As planned last week, I added a detection_type column to the file table. This makes it clearer when recalculating the megakey.

Due to the addition of the detection_type column and set.dat , the code logic requires some extra handling. Therefore, I also refactored the original code, decoupling the matching-related code through modularization to facilitate future development and expansion.

Categories
CLI

Week 5 – Merge

In the past few weeks, I completed most of the work on the detection part, including merging and deduplication. This week, I mainly focused on merging the remaining types of dat files.

After discussing with sev, I realized that my previous idea of merging was too simple.

Using a state diagram, it looks like this:

After clarifying my thoughts with this diagram, the subsequent work became much clearer.

First, I found that the original regex matching rules only applied to detection-type dat files and did not adapt well to scan-type files (mainly because the md5 types would fail to match). Therefore, I made some attempts and modified the regex from r'(\w+)\s+"([^"]*)"\s+size\s+(\d+)\s+md5-5000\s+([a-f0-9]+)' to r'(\w+)\s+"([^"]*)"\s+size\s+(\d+)((?:\s+md5(?:-\w+)?(?:-\w+)?\s+[a-f0-9]+)*)'.

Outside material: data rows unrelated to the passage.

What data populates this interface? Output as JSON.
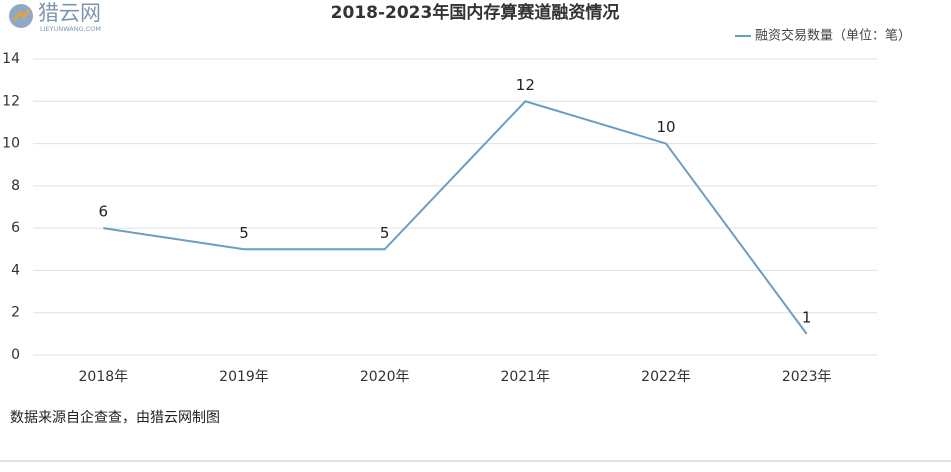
{
  "logo": {
    "name": "猎云网",
    "domain": "LIEYUNWANG.COM"
  },
  "chart_data": {
    "type": "line",
    "title": "2018-2023年国内存算赛道融资情况",
    "categories": [
      "2018年",
      "2019年",
      "2020年",
      "2021年",
      "2022年",
      "2023年"
    ],
    "series": [
      {
        "name": "融资交易数量（单位：笔）",
        "color": "#6a9ec2",
        "values": [
          6,
          5,
          5,
          12,
          10,
          1
        ]
      }
    ],
    "ylim": [
      0,
      14
    ],
    "yticks": [
      0,
      2,
      4,
      6,
      8,
      10,
      12,
      14
    ],
    "grid": true,
    "legend": "top-right"
  },
  "source": "数据来源自企查查，由猎云网制图"
}
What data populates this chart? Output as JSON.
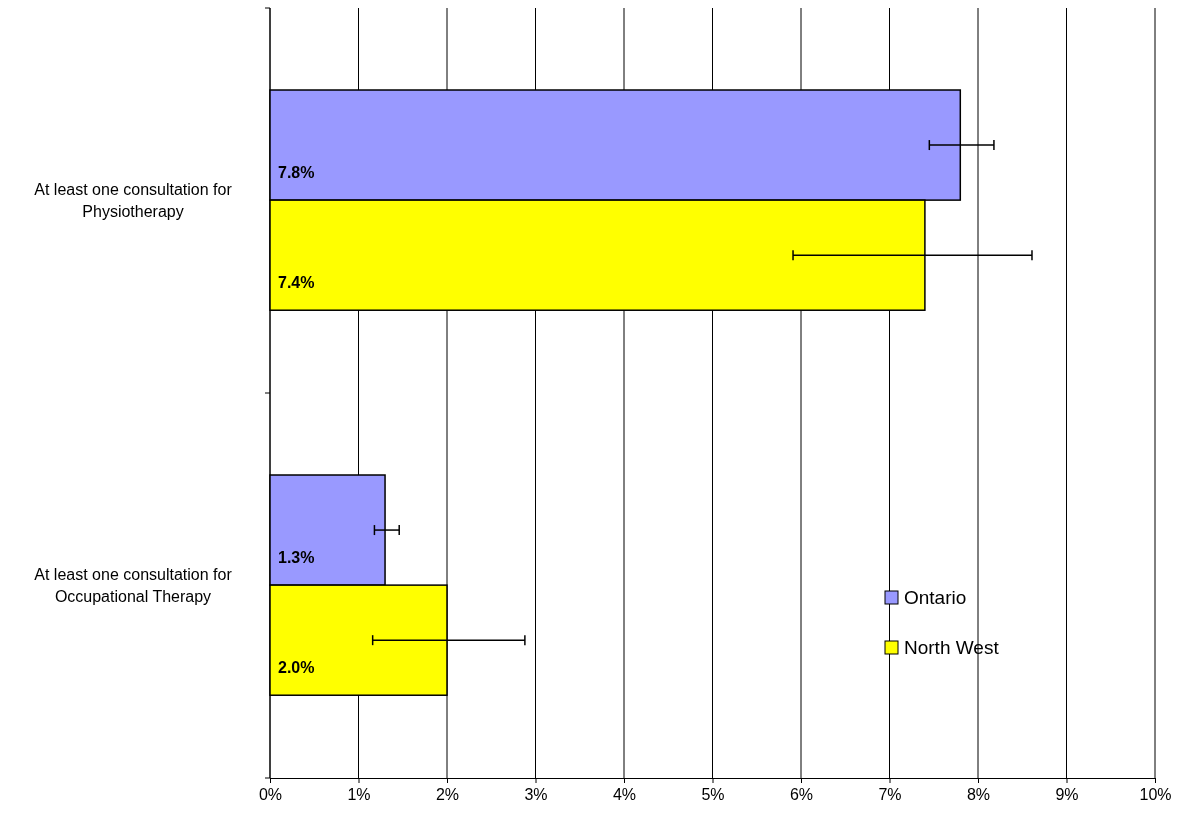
{
  "chart_data": {
    "type": "bar",
    "orientation": "horizontal",
    "categories": [
      "At least one consultation for Physiotherapy",
      "At least one consultation for Occupational Therapy"
    ],
    "series": [
      {
        "name": "Ontario",
        "color": "#9999ff",
        "values": [
          7.8,
          1.3
        ],
        "errors": [
          [
            7.45,
            8.18
          ],
          [
            1.18,
            1.46
          ]
        ],
        "value_labels": [
          "7.8%",
          "1.3%"
        ]
      },
      {
        "name": "North West",
        "color": "#ffff00",
        "values": [
          7.4,
          2.0
        ],
        "errors": [
          [
            5.91,
            8.61
          ],
          [
            1.16,
            2.88
          ]
        ],
        "value_labels": [
          "7.4%",
          "2.0%"
        ]
      }
    ],
    "xlim": [
      0,
      10
    ],
    "xticks": [
      {
        "value": 0,
        "label": "0%"
      },
      {
        "value": 1,
        "label": "1%"
      },
      {
        "value": 2,
        "label": "2%"
      },
      {
        "value": 3,
        "label": "3%"
      },
      {
        "value": 4,
        "label": "4%"
      },
      {
        "value": 5,
        "label": "5%"
      },
      {
        "value": 6,
        "label": "6%"
      },
      {
        "value": 7,
        "label": "7%"
      },
      {
        "value": 8,
        "label": "8%"
      },
      {
        "value": 9,
        "label": "9%"
      },
      {
        "value": 10,
        "label": "10%"
      }
    ],
    "grid": "x",
    "legend": "bottom right"
  }
}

At the same time, I refactored my previous code for detecting duplicate files in detection and merging them. The original code did not query and match each entry from the checksum table during the merge, but this step is necessary to minimize collisions.

Initially, I wanted to reuse the code for viewing extended checksum tables within the fileset, but later I found that such reuse introduced bugs and made maintenance difficult. I was simply complicating things.

The logic is quite simple: for each file, compare its corresponding checktype checksum. If they match, it can be considered the same file. When merging scan into detection, this operation removes the original file from the fileset while inserting the file from scan into the fileset (since the information is more complete), but retains the detection status.

Speaking of detection status, a better practice would be to convert it from a Boolean type to a string type (indicating which md5 type it is). This would make recalculating the megakey more convenient. However, I haven’t had the opportunity to modify it this week due to the extensive logic involved. I’m considering adding a new column to the database instead of modifying the existing type. I plan to implement this idea in my work next week.

Categories
CLI

Week4 – Implement

This week, I mainly focused on completing the automatic and manual merging of filesets. During my discussion with Sev, I realized that I had not fully understood the purpose and origin of the Megakey before, so I am documenting it here.

First, what is a Megakey:
Megakey is a combined key, coming from the detection entry.

Why do we need a Megakey:
The purpose of the Megakey is to understand that we are dealing with the same detection entry. “You need this for updating the metadata in the DB since, over time, we will accumulate full sets, but still, we add game entries to the games on a regular basis.

Also, we do occasional target renames, so we cannot use that for the Megakey either.”

Where does it come from:
When you see that this is a detection set, then you need to compute the Megakey (on the Python side).

For example:
For any fileset, there should be a possibility to merge manually. So, let’s say we change the language of an entry from en to en-us. This will create a new fileset with en-us because the Megakey is different, but a developer could go to the log, click on the fileset reference, and merge it.

Or, say, a new file is added to the detection entry. The Megakey will not match, so you will again create a new entry, but the developer who made this change knows what they’re doing and can go and merge manually.

Additionally, I improved the query operations on the fileset page, as I mistakenly performed many redundant calculations before.

I enhanced the comparison page during the merge process by highlighting the items with differences.

So far, both automatic and manual merging are functioning correctly.